Novocure‘s TTFields is a noninvasive, regional treatment modality that is currently approved by the U.S. Food and Drug Administration to treat patients with newly diagnosed glioblastoma, an aggressive type of brain cancer.
It acts by delivering intermediate frequency alternating electric fields to the tumor, which activate programmed cell death in proliferating cancer cells by preventing them from dividing properly. The system works through the application of four electrodes on a woman’s torso in the region surrounding the tumor. The delivery system is portable and allows patients to maintain a regular daily routine.

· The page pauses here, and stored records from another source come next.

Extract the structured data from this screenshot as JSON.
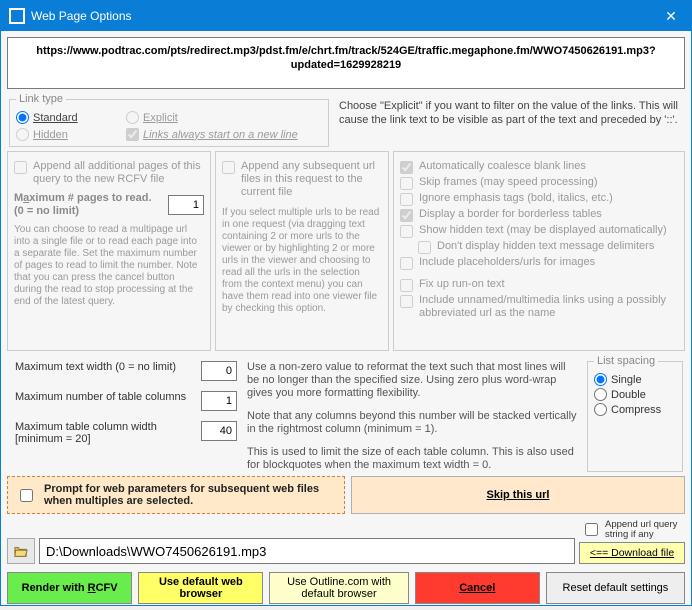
{
  "title": "Web Page Options",
  "url": "https://www.podtrac.com/pts/redirect.mp3/pdst.fm/e/chrt.fm/track/524GE/traffic.megaphone.fm/WWO7450626191.mp3?updated=1629928219",
  "linktype": {
    "legend": "Link type",
    "r1": "Standard",
    "r2": "Explicit",
    "r3": "Hidden",
    "r4": "Links always start on a new line",
    "selected": "Standard"
  },
  "explicit_desc": "Choose \"Explicit\" if you want to filter on the value of the links. This will cause the link text to be visible as part of the text and preceded by '::'.",
  "pane1": {
    "chk": "Append all additional pages of this query to the new RCFV file",
    "maxlabel_pre": "M",
    "maxlabel_u": "a",
    "maxlabel_post": "ximum # pages to read.  (0 = no limit)",
    "val": "1",
    "help": "You can choose to read a multipage url into a single file or to read each page into a separate file.  Set the maximum number of pages to read to limit the number.  Note that you can press the cancel button during the read to stop processing at the end of the latest query."
  },
  "pane2": {
    "chk": "Append any subsequent url files in this request to the current file",
    "help": "If you select multiple urls to be read in one request (via dragging text containing 2 or more urls to the viewer or by highlighting 2 or more urls in the viewer and choosing to read all the urls in the selection from the context menu) you can have them read into one viewer file by checking this option."
  },
  "pane3": {
    "c1": "Automatically coalesce blank lines",
    "c2": "Skip frames (may speed processing)",
    "c3": "Ignore emphasis tags (bold, italics, etc.)",
    "c4": "Display a border for borderless tables",
    "c5": "Show hidden text (may be displayed automatically)",
    "c5a": "Don't display hidden text message delimiters",
    "c6": "Include placeholders/urls for images",
    "c7": "Fix up run-on text",
    "c8": "Include unnamed/multimedia links using a possibly abbreviated url as the name"
  },
  "max": {
    "l1": "Maximum text width  (0 = no limit)",
    "v1": "0",
    "l2": "Maximum number of table columns",
    "v2": "1",
    "l3": "Maximum table column width [minimum = 20]",
    "v3": "40",
    "d1": "Use a non-zero value to reformat the text such that most lines will be no longer than the specified size. Using zero plus word-wrap gives you more formatting flexibility.",
    "d2": "Note that any columns beyond this number will be stacked vertically in the rightmost column (minimum = 1).",
    "d3": "This is used to limit the size of each table column. This is also used for blockquotes when the maximum text width = 0."
  },
  "listspacing": {
    "legend": "List spacing",
    "r1": "Single",
    "r2": "Double",
    "r3": "Compress"
  },
  "promptparams": "Prompt for web parameters for subsequent web files when multiples are selected.",
  "skip": "Skip this url",
  "appendq": "Append url query string if any",
  "dlbtn": "<== Download file",
  "path": "D:\\Downloads\\WWO7450626191.mp3",
  "buttons": {
    "b1_pre": "Render with ",
    "b1_u": "R",
    "b1_post": "CFV",
    "b2": "Use default web browser",
    "b3": "Use Outline.com with default browser",
    "b4": "Cancel",
    "b5": "Reset default settings"
  }
}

The Phase 2 INNOVATE trial (NCT02244502) was the first study testing TTFields (200 KHz) in ovarian cancer patients. The study enrolled 31 patients who were treated continuously with TTFields — using the NovoTTF-100L(O) device — and weekly Taxol (80 mg/m²) for eight weeks, followed by treatment at days 1, 8, and 15 of each subsequent 28-day cycle.
Results have shown that patients’ median progression free survival was 8.9 months, which more than doubled the 3.9 months seen in historical controls treated with Taxol alone.
Median overall survival had not been reached at the time of the analysis, but 61% of patients were still alive one year after starting the treatment. This suggests an improvement over the 13 to 14 months median overall survival reported in historical controls.
The researchers also reported a median compliance of patients receiving TTFields of 77% in the first three months.
Apart from two cases of severe skin irritation, no other serious device-related adverse events were seen.
“These are encouraging results in a disease state that is very difficult to treat and we are now working to develop a Phase 3 pivotal trial protocol to further study TTFields for the treatment of recurrent ovarian cancer,” said Dr. Eilon Kirson, Novocure’s chief science officer and head of Research and Development.
“These data give us hope that TTFields used in combination with other cancer treatments may increase survival without significantly increasing side effects for a variety of solid tumors,” Kirson said.